Step-by-step installation:

  1. Install the package in development mode if you're actively developing or testing locally:
pip install -e .
  1. Start the MCP server:
osm-mcp-server
  1. The server will start and listen for MCP requests on standard input/output. You can verify by sending a test MCP invocation or by using the included example clients in the repository (see the examples/ directory for client.py and llm_client.py).

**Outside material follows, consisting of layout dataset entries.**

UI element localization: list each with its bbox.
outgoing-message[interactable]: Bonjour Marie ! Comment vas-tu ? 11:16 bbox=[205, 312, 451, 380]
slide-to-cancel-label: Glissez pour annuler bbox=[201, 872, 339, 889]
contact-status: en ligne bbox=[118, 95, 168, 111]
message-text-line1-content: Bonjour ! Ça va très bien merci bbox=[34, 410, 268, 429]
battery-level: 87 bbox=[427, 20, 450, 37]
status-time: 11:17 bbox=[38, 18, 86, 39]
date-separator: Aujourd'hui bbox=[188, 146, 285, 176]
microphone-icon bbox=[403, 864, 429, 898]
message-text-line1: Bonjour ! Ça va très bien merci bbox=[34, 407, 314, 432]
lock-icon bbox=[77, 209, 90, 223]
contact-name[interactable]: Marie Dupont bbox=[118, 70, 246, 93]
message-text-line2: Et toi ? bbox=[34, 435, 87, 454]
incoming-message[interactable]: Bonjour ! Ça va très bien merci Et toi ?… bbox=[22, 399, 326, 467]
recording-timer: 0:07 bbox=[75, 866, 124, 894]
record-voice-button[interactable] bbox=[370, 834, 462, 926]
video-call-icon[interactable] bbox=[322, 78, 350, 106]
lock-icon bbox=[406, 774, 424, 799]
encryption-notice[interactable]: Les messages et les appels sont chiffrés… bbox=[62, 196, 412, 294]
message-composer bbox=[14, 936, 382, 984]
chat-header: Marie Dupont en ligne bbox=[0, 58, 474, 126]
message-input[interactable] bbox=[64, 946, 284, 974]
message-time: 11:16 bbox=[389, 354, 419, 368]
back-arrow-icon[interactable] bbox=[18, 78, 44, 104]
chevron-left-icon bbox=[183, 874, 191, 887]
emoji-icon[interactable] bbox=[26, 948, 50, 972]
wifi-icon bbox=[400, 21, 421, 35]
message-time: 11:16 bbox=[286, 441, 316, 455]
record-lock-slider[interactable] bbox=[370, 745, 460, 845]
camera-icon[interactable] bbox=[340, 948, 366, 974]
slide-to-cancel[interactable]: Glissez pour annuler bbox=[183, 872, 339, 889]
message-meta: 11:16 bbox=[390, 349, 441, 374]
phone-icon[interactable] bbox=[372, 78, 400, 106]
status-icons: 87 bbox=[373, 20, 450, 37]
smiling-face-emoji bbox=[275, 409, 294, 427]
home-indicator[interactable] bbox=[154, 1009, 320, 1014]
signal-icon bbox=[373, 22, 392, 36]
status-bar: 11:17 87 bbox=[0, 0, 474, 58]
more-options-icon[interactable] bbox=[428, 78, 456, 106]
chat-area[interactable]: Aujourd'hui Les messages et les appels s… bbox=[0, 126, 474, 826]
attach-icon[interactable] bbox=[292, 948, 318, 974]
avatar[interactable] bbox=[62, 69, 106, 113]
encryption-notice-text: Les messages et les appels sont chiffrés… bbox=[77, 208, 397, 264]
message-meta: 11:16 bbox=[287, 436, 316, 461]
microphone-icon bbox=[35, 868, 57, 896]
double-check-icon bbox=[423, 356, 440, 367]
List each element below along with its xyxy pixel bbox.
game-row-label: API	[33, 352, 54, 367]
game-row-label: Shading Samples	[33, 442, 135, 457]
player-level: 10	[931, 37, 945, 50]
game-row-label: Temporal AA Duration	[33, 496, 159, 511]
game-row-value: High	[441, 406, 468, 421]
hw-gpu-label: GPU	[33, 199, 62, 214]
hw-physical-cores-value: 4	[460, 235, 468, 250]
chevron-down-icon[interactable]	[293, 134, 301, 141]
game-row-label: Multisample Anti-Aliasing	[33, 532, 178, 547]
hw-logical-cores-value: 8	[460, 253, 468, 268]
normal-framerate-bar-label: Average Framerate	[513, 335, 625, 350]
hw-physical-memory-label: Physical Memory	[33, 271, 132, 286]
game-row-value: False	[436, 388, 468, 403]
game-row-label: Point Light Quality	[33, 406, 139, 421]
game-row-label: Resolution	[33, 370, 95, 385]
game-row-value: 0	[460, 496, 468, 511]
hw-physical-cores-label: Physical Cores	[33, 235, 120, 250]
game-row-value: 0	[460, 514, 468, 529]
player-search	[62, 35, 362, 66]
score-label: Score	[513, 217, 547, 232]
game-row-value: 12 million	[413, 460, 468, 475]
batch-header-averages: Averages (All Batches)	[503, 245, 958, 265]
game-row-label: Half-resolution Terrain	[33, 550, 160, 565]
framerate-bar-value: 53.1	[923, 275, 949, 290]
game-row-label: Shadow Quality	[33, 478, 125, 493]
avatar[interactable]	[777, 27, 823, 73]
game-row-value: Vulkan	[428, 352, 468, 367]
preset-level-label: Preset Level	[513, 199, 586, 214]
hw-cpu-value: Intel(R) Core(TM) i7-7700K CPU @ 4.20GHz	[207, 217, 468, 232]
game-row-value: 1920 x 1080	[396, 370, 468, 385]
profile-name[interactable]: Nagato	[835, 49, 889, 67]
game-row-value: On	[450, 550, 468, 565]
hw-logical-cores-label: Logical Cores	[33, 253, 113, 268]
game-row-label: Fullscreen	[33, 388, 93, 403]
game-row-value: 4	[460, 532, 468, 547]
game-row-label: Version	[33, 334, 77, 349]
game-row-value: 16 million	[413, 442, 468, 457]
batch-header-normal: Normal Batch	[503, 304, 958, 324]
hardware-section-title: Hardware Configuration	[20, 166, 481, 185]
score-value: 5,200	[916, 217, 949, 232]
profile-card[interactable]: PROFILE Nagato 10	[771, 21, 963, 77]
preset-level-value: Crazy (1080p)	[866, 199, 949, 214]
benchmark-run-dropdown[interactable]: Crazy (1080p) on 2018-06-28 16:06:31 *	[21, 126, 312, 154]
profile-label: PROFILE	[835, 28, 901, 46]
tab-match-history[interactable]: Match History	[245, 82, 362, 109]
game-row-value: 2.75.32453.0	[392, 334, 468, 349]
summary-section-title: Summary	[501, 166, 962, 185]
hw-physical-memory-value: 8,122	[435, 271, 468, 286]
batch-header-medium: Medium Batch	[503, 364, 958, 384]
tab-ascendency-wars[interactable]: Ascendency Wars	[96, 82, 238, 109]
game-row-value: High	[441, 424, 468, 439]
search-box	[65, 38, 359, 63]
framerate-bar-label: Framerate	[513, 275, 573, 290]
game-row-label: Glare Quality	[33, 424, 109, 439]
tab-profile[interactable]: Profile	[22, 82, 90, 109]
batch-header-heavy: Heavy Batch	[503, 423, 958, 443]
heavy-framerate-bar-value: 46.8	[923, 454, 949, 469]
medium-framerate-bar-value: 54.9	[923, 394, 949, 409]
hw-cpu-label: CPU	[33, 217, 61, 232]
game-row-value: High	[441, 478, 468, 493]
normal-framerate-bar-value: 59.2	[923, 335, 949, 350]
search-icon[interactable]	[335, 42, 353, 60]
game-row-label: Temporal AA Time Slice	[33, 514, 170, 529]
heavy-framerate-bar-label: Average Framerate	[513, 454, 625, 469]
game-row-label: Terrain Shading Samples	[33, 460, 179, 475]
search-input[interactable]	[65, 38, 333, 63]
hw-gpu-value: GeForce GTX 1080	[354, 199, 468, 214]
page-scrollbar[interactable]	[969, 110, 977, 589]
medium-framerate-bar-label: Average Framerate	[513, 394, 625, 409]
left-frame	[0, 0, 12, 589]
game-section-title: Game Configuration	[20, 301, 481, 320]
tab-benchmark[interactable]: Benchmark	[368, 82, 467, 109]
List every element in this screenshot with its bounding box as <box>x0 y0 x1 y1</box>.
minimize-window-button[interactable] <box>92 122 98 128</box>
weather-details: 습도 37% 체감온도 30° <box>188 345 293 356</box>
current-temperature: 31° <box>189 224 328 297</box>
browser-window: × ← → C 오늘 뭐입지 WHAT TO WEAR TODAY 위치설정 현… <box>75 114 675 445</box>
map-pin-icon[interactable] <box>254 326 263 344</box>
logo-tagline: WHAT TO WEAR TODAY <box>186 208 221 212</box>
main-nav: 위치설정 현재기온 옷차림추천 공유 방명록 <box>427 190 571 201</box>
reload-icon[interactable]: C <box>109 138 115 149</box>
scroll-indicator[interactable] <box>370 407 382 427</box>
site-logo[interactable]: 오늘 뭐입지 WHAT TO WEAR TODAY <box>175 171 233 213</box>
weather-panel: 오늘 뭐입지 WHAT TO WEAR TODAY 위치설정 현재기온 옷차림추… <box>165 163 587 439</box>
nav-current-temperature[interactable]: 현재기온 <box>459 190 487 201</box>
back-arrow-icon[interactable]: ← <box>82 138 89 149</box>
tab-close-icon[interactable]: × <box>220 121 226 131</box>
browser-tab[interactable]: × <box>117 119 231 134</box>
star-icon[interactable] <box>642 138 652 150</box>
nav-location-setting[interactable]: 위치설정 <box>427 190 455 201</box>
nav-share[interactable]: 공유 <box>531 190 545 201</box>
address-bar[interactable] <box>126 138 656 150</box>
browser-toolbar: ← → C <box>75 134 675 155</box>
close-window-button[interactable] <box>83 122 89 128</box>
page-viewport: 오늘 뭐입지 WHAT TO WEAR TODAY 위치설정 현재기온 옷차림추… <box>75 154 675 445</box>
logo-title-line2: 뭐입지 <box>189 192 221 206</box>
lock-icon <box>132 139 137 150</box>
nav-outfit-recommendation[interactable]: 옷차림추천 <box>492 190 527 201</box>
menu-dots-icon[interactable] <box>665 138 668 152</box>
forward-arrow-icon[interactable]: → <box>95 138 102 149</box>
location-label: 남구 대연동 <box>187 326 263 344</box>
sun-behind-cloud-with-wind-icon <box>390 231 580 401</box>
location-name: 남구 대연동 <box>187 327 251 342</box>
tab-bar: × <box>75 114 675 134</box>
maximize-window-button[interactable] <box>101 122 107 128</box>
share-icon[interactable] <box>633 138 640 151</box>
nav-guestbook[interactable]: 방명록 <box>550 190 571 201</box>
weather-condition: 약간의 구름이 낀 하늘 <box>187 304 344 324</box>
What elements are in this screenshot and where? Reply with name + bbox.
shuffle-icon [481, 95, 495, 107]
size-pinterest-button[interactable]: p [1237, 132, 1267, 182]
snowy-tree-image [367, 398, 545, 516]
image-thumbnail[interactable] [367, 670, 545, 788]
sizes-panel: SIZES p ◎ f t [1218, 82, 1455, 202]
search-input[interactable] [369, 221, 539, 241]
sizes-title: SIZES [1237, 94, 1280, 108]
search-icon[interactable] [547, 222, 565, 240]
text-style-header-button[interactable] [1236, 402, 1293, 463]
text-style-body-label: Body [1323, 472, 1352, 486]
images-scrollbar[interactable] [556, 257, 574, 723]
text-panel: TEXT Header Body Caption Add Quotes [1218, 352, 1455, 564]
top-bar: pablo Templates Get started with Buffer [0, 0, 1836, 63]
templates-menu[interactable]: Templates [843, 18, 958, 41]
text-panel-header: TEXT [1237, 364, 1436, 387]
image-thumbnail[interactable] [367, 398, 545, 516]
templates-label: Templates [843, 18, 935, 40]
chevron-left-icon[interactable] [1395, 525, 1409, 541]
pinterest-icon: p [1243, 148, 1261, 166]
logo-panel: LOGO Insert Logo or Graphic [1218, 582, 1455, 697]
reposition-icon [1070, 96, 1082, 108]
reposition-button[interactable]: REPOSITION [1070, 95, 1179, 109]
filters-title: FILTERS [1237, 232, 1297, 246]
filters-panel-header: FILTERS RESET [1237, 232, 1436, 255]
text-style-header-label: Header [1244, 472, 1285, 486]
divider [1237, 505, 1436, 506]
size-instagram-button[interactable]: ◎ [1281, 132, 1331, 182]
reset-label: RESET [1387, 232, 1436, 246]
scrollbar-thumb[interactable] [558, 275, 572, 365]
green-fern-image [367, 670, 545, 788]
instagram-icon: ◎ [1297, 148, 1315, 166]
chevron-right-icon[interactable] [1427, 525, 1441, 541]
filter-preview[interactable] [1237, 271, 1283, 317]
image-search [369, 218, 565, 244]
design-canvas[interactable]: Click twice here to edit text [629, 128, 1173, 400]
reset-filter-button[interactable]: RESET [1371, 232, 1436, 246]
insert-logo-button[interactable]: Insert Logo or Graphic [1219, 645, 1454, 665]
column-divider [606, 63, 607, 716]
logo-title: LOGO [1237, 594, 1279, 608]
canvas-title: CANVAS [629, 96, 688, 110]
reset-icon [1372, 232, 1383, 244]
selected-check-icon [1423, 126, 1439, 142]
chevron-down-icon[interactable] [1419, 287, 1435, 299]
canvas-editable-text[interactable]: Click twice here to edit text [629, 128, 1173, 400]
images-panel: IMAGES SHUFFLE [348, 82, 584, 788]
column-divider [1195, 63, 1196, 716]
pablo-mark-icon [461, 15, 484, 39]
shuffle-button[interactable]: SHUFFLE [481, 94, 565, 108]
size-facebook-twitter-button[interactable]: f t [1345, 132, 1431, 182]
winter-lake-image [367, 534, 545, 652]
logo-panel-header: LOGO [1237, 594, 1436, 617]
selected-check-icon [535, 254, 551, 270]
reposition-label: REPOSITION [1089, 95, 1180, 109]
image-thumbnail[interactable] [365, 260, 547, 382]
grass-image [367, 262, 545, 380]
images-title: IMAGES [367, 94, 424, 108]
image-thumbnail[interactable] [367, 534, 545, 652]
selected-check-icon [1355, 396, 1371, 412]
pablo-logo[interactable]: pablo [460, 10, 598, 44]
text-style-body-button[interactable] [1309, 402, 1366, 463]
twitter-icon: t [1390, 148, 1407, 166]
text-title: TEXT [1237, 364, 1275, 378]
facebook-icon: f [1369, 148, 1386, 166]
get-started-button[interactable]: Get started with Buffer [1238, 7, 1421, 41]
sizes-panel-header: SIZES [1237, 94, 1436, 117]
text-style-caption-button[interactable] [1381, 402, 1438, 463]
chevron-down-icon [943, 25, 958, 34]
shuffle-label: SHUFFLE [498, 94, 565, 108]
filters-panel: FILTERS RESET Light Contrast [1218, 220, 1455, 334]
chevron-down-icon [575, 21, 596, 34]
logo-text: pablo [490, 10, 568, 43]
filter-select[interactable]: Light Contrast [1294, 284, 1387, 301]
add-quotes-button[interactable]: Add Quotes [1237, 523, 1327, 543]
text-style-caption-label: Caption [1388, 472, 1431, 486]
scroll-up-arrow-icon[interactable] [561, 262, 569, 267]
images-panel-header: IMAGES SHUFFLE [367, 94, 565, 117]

Optional development and testing workflow using uv tooling (as described in the repository):

uv sync
uv build
uv publish

Note: Depending on your environment, you may use Claude Desktop or other MCP hosts. For local development with Claude-style config, you can reference the unpublished server configuration example in the README under Development/Unpublished Servers Configuration.

Additional notes

Tips and caveats:

  • MCP servers operate over stdio; debugging can be challenging. The MCP Inspector tool is recommended for interactive debugging and introspection.
  • If you’re testing locally, you can use the provided example clients in examples/ to exercise geocoding, nearby searches, and routing features.
  • For Claude Desktop integration, you may need to adapt the config to the editor’s expected mcpServers format (the repository includes an example for local server configurations).
  • Environment variables are not strictly required for basic operation, but you may need credentials or API keys for advanced OSM sources or caching layers. Keep credentials out of the codebase and use environment variables or secure vaults as appropriate.
  • When testing, ensure your environment can access any external OSM data sources the server relies on (e.g., network access for geocoding, routing, and POI lookup).